Some 5,000 rescue workers battled through the night to contain the blazes in the Khakassia region of southeastern Siberia, where 23 people died, said investigators.
Fires also raged in eastern Siberia, claiming three lives including that of a three-year-old girl, authorities in the Chita region told AFP.
The Kremlin said President Vladimir Putin was personally coordinating the emergency response.
The authorities blamed the fire on human carelessness, with people suspected of setting dry grass alight and strong winds and warm temperatures then causing the fire to spread.
"This fire would not have happened if no one played with matches," said deputy emergencies minister Alexander Chupriyan, referring to the inferno that ripped through Khakassia on Sunday, where temperatures hit 25 degrees Celsius.
"And it was adults and not children who did this."
State television said the fires were so intense they could be seen from space, on satellite images, and that the flames reached about three meters in some places.

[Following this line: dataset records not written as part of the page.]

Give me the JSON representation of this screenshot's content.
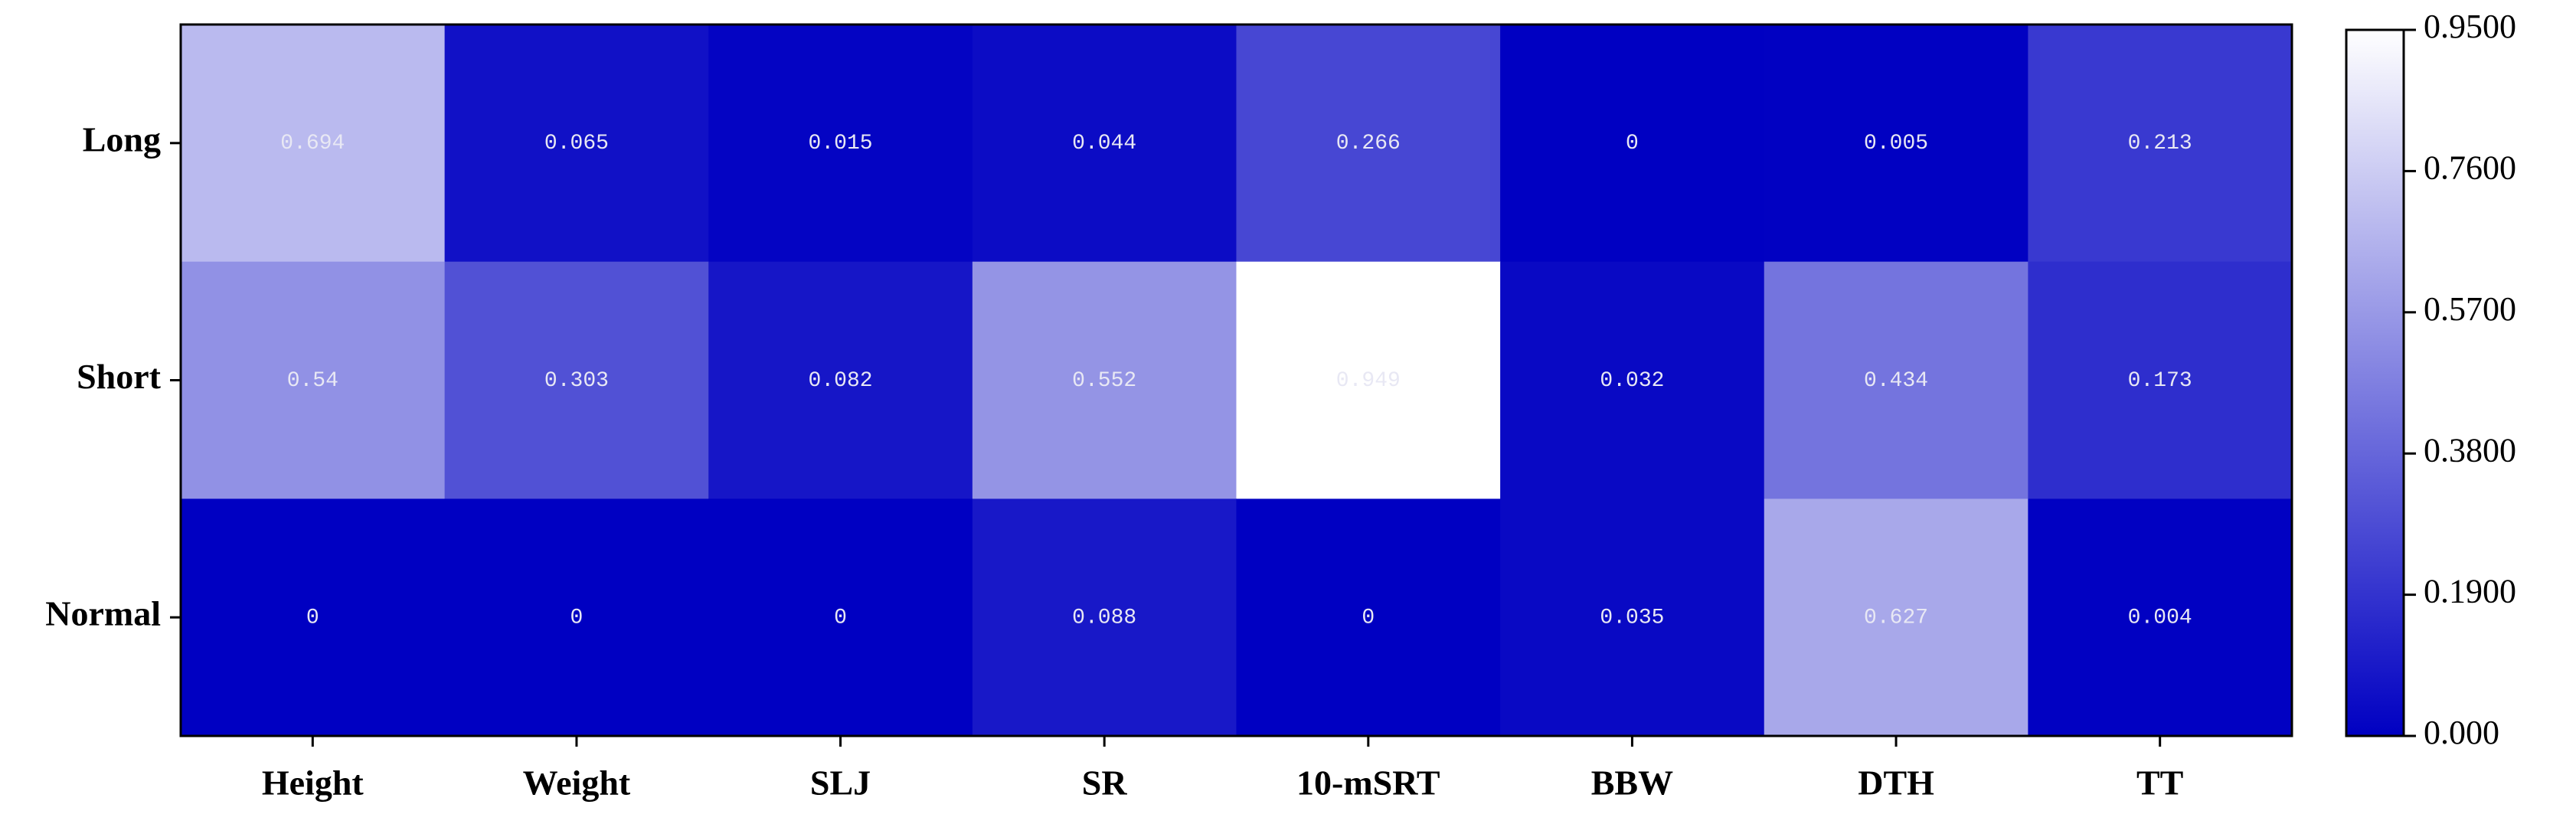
{
  "chart_data": {
    "type": "heatmap",
    "x_categories": [
      "Height",
      "Weight",
      "SLJ",
      "SR",
      "10-mSRT",
      "BBW",
      "DTH",
      "TT"
    ],
    "y_categories": [
      "Long",
      "Short",
      "Normal"
    ],
    "values": [
      [
        0.694,
        0.065,
        0.015,
        0.044,
        0.266,
        0,
        0.005,
        0.213
      ],
      [
        0.54,
        0.303,
        0.082,
        0.552,
        0.949,
        0.032,
        0.434,
        0.173
      ],
      [
        0,
        0,
        0,
        0.088,
        0,
        0.035,
        0.627,
        0.004
      ]
    ],
    "colormap": [
      "#0000c2",
      "#ffffff"
    ],
    "clim": [
      0,
      0.95
    ],
    "cticks": [
      {
        "value": 0,
        "label": "0.000"
      },
      {
        "value": 0.19,
        "label": "0.1900"
      },
      {
        "value": 0.38,
        "label": "0.3800"
      },
      {
        "value": 0.57,
        "label": "0.5700"
      },
      {
        "value": 0.76,
        "label": "0.7600"
      },
      {
        "value": 0.95,
        "label": "0.9500"
      }
    ]
  }
}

A senior medical official, Natalya Kogan, told reporters that more than 900 people sought medical help in Khakassia.
A total of 77 people were hospitalised, a spokeswoman for regional authorities, Irina Emelianova, told AFP earlier in the day.
Eight of those hospitalised were in critical condition.
"We have never had this before," Emelianova said, referring to the scale of the disaster.
More than 30 villages have been affected, she added. Some 5,000 people had been left homeless, including 1,000 children.
Regional authorities reported large livestock losses as a result of the blaze.
At least 700 cattle and some 3,000 sheep had perished, they said in a statement, expressing concern that surviving cattle had no grass to graze. "Tens of square kilometres of land have been burned," they added in a statement.
Moscow-based investigators have opened five criminal probes into the Khakassia fires.
On Tuesday, the region will observe a day of mourning.
Rescue workers in eastern Siberia also raced Monday to put out wildfires in the Chita region.
Three people died as a result of the fires, including a three-year girl and a woman who died of a heart attack, a spokeswoman for local authorities, Elena Fyodorova, told AFP.
Thirteen people sought medical help, one of whom was hospitalised, she added.
Regional Governor Konstantin Ilkovsky called on locals not to burn grass and urged residents of several settlements to evacuate.
"The situation is very serious," he was quoted by his administration as saying.
Authorities said they were also battling fires near local ammunition depots but insisted there was no danger of explosions.
Russian farmers often set fire to dry grass to regenerate fields after the winter, sometimes accidentally sparking massive blazes that result in deaths and damage to homes.
In 2010, during Russia\’s worst heatwave in decades, smoke from wildfires and burning peat bogs in the centre of the country choked Moscow for several days.
Officials said the death rate in the Russian capital soared by 50 percent over the period.